I have just about HAD IT

    • Gold Top Dog
    This is my very, very novice point of veiw, but....

    My dog never would have been allowed to drag me towards the equipment. I would have turned his butt around, right then, and taken him home. At this point, if he barked ONCE, I'd turn my back to him and walk away, pick up the leash, and exit the building (with the dog, of course). I wouldn't let it escelate to biting, b/c, like everyone else has said, he's being reinforced by being allowed to continue to run. This behavior, especially from a dog that size, is completely unacceptable. I'd just... stop. Dead in my tracks. You use your mouth, you lose your playmate. Just like a brand new puppy. After all, he's not mature, yet. He is still pretty puppyish (if he's like the other GSDs I know, they're pups til they're at least 3), and still needs a lot of guidance.


    • Gold Top Dog
    This behavior, especially from a dog that size, is completely unacceptable. I'd just... stop. Dead in my tracks. You use your mouth, you lose your playmate.

    I know it's unacceptable, but I've tried to put him up in my car and use somebody else's dog..he's only worse the next time we go out.
     
    He isn't allowed to pull towards equipment anymore, he heels into the building very nicely and downs.  But aside from quitting, I don't know what else to do...I really don't enjoy the other dog sports as much as agility, and I don't have a dog to show in conformation right now, so that means I'd pretty much be stuck on the sidelines doing nothing until my dog decides to behave himself :-/
    • Gold Top Dog
    I know it's unacceptable, but I've tried to put him up in my car and use somebody else's dog..he's only worse the next time we go out.


    I'd take him home. If he doesn't play nice, he doesn't get to play. I wouldn't go play with somebody else's dog, I'd just end play time, altogether.

    Of course, I'm not the one paying for agility classes.
    • Gold Top Dog
    My dog never would have been allowed to drag me towards the equipment. I would have turned his butt around, right then, and taken him home.

     
    I can't take him home.  I get obsessive about agility...I HAVE to run the class.  I absolutely cannot stand it if I don't run.  I paid for the class, I HAVE to participate in it, even if it's not my dog.
     
    It also bothers me to pay for something and then not go, because that's money I can't afford to waste
    • Gold Top Dog
    Okay, let me think on some of this.  (It's about bed time and I missed a LOT of sleep last night, so I hate to do too much thinking tonight.)
     
    He's put immediately in a down and once I collect him, we do not finish the sequence, we go to the end of the line and he has to wait his turn.
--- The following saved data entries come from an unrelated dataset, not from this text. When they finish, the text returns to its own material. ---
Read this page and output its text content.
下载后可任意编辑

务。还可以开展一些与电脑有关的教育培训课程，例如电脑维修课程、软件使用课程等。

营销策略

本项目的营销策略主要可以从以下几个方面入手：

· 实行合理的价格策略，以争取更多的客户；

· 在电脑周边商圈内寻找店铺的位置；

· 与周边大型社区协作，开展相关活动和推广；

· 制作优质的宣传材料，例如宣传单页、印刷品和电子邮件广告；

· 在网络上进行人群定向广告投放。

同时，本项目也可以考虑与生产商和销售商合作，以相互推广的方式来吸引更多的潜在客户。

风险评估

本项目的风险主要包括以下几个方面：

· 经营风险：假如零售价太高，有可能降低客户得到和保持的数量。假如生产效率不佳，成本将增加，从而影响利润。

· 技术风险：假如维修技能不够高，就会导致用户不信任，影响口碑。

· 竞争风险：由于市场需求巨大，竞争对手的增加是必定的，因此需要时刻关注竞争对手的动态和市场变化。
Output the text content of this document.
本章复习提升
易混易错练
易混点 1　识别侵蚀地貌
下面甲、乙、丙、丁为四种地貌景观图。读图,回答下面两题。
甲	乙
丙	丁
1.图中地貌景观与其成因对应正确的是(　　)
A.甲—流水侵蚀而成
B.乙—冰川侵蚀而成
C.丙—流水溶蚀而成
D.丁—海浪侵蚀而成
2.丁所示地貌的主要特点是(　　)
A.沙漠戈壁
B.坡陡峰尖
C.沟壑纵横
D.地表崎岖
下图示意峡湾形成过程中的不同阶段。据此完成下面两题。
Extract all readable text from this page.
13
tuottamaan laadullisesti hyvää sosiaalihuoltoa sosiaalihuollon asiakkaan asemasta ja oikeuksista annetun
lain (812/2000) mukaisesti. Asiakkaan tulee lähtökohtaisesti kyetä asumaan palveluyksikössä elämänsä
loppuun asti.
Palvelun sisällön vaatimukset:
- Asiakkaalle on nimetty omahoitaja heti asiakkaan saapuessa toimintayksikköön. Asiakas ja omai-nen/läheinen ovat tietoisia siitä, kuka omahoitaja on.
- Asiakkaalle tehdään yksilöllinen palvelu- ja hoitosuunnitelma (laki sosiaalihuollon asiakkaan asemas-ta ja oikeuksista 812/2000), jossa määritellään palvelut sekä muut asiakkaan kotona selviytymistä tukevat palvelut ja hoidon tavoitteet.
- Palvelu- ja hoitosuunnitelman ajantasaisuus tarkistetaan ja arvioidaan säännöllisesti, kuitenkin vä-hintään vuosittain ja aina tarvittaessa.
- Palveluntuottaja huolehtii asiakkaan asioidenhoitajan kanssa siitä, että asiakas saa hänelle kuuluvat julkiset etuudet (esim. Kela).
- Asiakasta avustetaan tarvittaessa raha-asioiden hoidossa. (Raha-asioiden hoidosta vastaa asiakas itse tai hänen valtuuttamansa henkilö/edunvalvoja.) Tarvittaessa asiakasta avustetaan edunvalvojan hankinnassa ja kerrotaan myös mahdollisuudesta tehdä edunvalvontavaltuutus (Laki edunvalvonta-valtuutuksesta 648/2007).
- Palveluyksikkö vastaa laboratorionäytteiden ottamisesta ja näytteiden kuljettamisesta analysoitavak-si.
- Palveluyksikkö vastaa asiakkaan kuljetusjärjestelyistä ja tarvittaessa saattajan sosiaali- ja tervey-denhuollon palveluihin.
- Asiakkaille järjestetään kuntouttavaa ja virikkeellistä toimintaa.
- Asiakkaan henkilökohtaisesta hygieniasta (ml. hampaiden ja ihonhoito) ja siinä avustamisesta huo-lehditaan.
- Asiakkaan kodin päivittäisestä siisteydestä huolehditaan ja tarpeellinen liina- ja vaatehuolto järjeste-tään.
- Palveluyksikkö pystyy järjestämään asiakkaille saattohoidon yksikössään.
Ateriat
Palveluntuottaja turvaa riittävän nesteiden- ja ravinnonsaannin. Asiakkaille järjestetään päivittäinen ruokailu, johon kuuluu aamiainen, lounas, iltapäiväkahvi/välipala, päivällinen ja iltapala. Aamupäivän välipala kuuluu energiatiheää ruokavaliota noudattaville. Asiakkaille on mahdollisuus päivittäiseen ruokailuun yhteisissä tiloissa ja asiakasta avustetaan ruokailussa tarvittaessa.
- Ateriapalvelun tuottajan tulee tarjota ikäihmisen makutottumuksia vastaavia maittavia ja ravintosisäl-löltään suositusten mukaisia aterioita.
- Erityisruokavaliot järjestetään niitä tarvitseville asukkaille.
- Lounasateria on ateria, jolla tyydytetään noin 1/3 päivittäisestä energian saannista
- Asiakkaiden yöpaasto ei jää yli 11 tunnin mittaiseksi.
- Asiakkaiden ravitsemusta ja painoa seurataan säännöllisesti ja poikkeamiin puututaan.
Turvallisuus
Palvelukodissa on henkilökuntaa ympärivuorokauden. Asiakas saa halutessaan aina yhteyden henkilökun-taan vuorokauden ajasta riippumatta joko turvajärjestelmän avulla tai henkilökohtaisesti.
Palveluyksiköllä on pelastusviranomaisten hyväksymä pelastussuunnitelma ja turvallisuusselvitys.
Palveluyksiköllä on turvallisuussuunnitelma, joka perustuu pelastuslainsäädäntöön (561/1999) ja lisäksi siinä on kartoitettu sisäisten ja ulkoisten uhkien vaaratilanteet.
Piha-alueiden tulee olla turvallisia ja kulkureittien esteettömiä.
We have also tried ending the game with him entirely and putting him up in my car, and I work with one of the instructor's dogs. That really just seems to make Strauss worse :-/

     
    Was he better after going to the end of the line?  Could the "worse" be an extinction burst?  Was the "worse" later that same lesson or the next lesson?
     
    And, what does he do if you try to do obedience exercises during class?  How far away from the agility field do you have to be for him to pay attention to you  (without your tug toy)?  I'm thinking maybe you need to desensitize him to the goings-on of agility before you can go forward in your training with him especially around other dogs.  The book Click to Calm does a great job of going through the desensitization process (the book deals with dog aggressive dog).
     
    I also think that if he is in a "manic" state (which is what I'm envisioning in my mind's eye with this dog), he's not doing much learning.
    • Gold Top Dog
    Was he better after going to the end of the line?

    No...he was worse, because he only wanted to do it MORE after being denied the first time
     
    Could the "worse" be an extinction burst?

    I have no idea what an extinction burst is admittedly.
     
    Was the "worse" later that same lesson or the next lesson?

    Same lesson
     
    And, what does he do if you try to do obedience exercises during class?

    He blows me off.
     
    How far away from the agility field do you have to be for him to pay attention to you  (without your tug toy)?

    We can heel OUT of the agility building no problem, but we cannot heel into it.  He pulls.  I can stop and wait for him to return to heel, and while eventually we CAN heel into the building within the same lesson (Sometimes we have to go out to potty and we have to come back inside), it takes a good part of the lesson for him to enter "Calmly"  In order for me to get full attention, I must completely leave the building and heel with him outdoors.  Because we are in a barn type building, the barn door is open, thus he can see into the class, but at that point we are so far away from the others, it is no longer worth lunging for.
     
    I also think that if he is in a "manic" state (which is what I'm envisioning in my mind's eye with this dog), he's not doing much learning
    .
    When I was speaking of manic states, I was speaking of mine, not his...though he very well could be in one and I just am not aware of it.
     
    Strauss isn't dog aggressive...but he is very much prey driven.  I'll look into the books that have been mentioned here and see if perhaps those can help
    • Gold Top Dog
    I get obsessive about agility...I HAVE to run the class.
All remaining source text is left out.